Священник прочитал молитву у гроба старушки.
Музыканты вновь затянули нескончаемую мелодию грусти. Все слушали, опустив голову, пока гроб опускали в глубокую яму. И вдруг, из глаз мастера дудука градом полились слезы. Теряясь на мгновение в пухлых щеках Нарека, они падали на землю. Он играл так самозабвенно, как не играл никогда в жизни. Все присутствующие с удивлением смотрели на странного музыканта, который так близко к сердцу воспринимал горе совершенно чужого для него человека. И лишь двое, стоявшие рядом с ним, знали, что в это время за тысячи километров отсюда тоже звучит дудук, на похоронах матери их друга Нарека…
[1] Армянский ударный музыкальный инструмент, имеющий форму цилиндра и покрытый одной или двумя мембранами. Основа чаще всего изготавливается из орехового дерева.

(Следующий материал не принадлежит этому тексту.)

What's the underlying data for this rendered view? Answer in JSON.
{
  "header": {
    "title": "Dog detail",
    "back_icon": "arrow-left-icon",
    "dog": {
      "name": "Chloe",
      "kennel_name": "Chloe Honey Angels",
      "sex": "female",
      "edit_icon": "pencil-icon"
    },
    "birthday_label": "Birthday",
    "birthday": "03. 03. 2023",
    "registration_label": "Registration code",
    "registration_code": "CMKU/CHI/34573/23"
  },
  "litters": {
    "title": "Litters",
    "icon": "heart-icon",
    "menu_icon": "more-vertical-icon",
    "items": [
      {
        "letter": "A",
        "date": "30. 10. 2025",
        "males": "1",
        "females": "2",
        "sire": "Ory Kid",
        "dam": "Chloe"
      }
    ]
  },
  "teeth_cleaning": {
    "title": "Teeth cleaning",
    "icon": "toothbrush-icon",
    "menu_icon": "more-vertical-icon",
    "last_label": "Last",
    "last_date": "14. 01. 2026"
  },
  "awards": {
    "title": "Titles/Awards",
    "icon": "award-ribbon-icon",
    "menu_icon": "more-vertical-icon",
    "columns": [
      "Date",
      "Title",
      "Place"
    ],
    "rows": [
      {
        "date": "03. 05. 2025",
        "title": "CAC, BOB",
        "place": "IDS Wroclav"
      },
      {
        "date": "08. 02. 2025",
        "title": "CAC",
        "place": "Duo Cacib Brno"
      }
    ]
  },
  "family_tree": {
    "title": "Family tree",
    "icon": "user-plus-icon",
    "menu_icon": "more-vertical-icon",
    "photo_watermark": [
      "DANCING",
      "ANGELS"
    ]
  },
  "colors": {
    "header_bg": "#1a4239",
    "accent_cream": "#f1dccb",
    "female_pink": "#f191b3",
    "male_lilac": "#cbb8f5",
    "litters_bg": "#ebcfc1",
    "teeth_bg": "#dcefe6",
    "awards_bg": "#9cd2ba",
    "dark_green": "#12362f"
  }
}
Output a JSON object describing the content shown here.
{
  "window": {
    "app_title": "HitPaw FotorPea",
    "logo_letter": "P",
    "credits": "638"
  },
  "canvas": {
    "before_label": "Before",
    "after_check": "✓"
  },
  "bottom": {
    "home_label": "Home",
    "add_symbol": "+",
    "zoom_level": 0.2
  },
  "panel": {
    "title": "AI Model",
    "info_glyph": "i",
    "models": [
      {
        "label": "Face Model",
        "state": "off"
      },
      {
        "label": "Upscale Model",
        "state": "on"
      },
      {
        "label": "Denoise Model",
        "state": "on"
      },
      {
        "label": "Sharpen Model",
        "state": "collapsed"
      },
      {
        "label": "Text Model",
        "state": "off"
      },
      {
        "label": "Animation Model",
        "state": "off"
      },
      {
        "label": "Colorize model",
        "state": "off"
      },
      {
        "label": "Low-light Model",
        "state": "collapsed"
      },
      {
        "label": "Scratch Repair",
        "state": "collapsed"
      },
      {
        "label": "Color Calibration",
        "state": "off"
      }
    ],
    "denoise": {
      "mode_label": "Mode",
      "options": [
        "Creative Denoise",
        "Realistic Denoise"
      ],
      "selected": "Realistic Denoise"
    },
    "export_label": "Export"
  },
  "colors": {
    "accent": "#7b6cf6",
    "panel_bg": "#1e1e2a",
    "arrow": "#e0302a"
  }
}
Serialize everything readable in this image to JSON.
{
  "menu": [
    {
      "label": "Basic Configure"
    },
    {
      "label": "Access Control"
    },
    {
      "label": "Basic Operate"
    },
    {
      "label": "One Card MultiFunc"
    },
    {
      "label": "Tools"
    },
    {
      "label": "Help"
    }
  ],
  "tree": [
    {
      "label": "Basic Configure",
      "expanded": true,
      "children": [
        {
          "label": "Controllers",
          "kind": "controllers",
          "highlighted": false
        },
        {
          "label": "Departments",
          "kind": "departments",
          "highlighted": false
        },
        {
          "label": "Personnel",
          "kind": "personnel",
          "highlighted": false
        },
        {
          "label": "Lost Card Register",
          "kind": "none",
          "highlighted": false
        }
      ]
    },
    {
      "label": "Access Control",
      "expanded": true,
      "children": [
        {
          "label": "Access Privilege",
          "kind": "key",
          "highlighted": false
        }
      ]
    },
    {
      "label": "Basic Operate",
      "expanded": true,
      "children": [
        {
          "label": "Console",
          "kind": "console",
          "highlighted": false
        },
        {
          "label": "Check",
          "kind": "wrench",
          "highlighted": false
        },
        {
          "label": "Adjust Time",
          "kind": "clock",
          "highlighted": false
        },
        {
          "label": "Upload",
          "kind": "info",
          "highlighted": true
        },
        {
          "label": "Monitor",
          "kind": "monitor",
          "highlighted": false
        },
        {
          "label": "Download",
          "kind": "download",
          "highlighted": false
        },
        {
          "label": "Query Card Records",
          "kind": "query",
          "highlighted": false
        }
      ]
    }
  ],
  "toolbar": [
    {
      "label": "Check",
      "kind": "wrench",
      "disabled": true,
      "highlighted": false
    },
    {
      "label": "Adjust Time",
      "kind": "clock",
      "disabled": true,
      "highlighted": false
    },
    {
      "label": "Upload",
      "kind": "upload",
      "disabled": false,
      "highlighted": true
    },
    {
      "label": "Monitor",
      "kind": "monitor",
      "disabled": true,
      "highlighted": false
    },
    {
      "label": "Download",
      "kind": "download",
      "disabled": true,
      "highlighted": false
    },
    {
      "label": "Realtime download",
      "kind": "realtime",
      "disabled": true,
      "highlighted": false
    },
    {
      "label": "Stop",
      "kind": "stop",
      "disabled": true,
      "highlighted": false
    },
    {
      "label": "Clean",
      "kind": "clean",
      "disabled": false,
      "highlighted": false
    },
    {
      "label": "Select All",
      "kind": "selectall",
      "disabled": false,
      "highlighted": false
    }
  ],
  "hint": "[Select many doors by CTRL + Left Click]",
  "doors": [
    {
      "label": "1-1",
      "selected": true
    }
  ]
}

[2] Армянское название «циранапох». Язычковый духовой музыкальный инструмент с двойной тростью. Изготавливается из абрикосового дерева. Представляет собой трубку с 9-ю игровыми отверстиями. Циранапох упоминается в трудах армянского историка V века Мовсеса Хоренаци. Музыка дудука признана ЮНЕСКО шедевром нематериального культурного наследия человечества.